TABLE OF CONTENTS

PRINT January 1994

Harvest

MIRÓ HAS BEEN AND always will be a great inspiration to me. Miró, when he planted his paint and palette, harvested a purple-green abstract landscape with iridescent forms drawn from his collective unconscious memory and projected future memories. What he did with Prades, the Village, in 1917 was more futuristic in its own time than his late work, which was less of its own time and perhaps more of a presence in an interrelated time frame of past and future.

Participating in the harvest was the picture itself, thus giving Miró’s art the quality of being organic. In viewing the MoMA show, I was amazed to see that Miró had attained a kind of perfection as early as 1919, with his self-portrait of that year. The divided and multifaceted, again organic growth of his mind’s eye, and his own image apart from his own mind, were poetic and futuristic.

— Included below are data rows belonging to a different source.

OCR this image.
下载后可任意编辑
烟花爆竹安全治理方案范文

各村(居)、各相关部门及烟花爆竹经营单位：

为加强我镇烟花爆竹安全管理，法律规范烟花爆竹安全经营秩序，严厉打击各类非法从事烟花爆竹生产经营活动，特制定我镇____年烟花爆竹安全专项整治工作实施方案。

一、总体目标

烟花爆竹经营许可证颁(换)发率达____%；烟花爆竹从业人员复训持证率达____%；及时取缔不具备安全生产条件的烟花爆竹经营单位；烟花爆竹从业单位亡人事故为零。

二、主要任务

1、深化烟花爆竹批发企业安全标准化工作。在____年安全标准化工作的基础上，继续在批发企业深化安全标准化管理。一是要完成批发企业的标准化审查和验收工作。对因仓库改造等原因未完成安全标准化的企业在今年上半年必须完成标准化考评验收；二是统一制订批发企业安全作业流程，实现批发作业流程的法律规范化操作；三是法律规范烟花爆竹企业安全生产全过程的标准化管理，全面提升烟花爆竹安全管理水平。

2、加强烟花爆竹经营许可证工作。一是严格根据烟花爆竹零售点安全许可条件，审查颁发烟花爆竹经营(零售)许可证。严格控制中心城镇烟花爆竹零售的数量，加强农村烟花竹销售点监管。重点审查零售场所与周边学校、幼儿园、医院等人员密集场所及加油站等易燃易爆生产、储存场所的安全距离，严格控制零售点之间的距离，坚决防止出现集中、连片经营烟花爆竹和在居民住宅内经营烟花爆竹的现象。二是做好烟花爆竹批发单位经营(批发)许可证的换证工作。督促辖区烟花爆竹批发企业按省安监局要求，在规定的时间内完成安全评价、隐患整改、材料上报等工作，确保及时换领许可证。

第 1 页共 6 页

In considering the necessity to fuse one’s identity (the Self and one’s representation of the Self) in order to accomplish a masterpiece such as this painting, Miró chose to let the space between the real image and its reflection create the portrait.

Years later, in 1925, Miró reached a new existential plateau, in the psychological form of color. It was as if he had projected himself directly into the canvas and were working back from the painting into reality, leaving behind him an atmospheric blue field. His work continues to expand as the element of time is dropped and sensations of the ever becoming present envelop the viewer.

George Condo is an artist who lives in New York.